Paul continued with these words, “I pray God that it may not be laid to their charge” (16b). The word translated “laid to charge” is a “is a commercial term, used metaphorically; it signifies here “to place on one’s record” (Jackson 295). In other instances in the Bible, which are contextually similar, the word is translated “reckon, imputed” (2 Cor. 5:19; Jas. 2:23). Paul’s wish (optative mood) was that God would not hold them accountable for their poor choice on the final day of reckoning, the Day of Judgment (1:16-18). Paul had an attitude of forgiveness. Whether they would actually receive forgiveness from God would be determined by their subsequent repentance (Luke 17:3; Acts 8:22; 1 John 5:16). This type of abandonment was not unique to Paul. Remember, Jesus Christ was abandoned by His closest friends in a perilous time as well (John 16:32). One even cursed and swore that he didn’t know Him (Matt. 26:74), yet Jesus was not hostile toward him (John 21:15-17). He encouraged Peter to “feed His sheep” and, on the Day of Pentecost Peter delivered an inspired, masterful sermon that led to many being added to the Lord’s church (Acts 2:14-36, 41). Like Paul and Jesus, sufferers must determine in their minds to let go of resentment toward those who have forsaken them and instead cultivate an attitude of forgiveness. As one once said, “bitterness is like drinking poison and expecting someone else to die.” Bitterness is of no value, it only hurts you (Heb. 12:15).
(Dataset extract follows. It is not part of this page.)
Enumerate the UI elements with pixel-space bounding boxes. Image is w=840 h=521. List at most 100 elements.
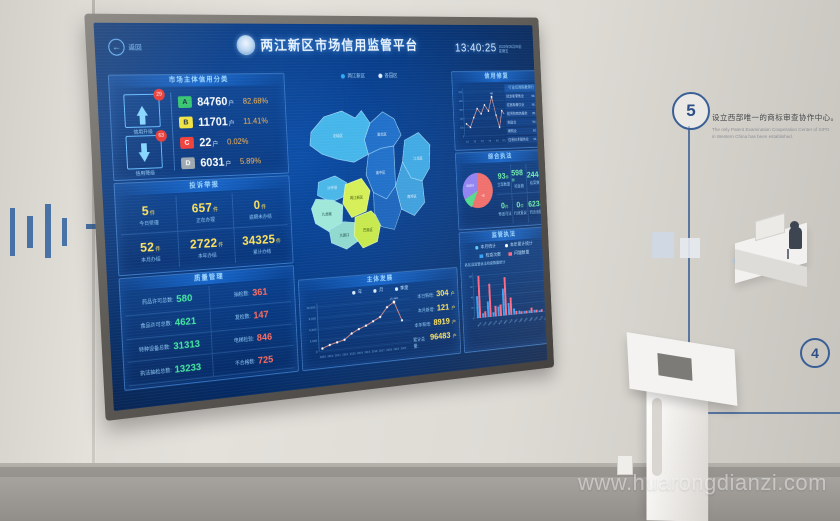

Sufferers, what should we do when you have been abandoned by a family member or friend? Have an attitude of forgiveness, they are likely just fearful about what the future might bring. Use the opportunity, if possible, to propel within them a greater confidence, so that when they are faced with a similar situation in the future they will not “pass on the other side” (Luke 10:30-36). Loved ones, abandon your fears about the future and invest in a friend who needs you desperately.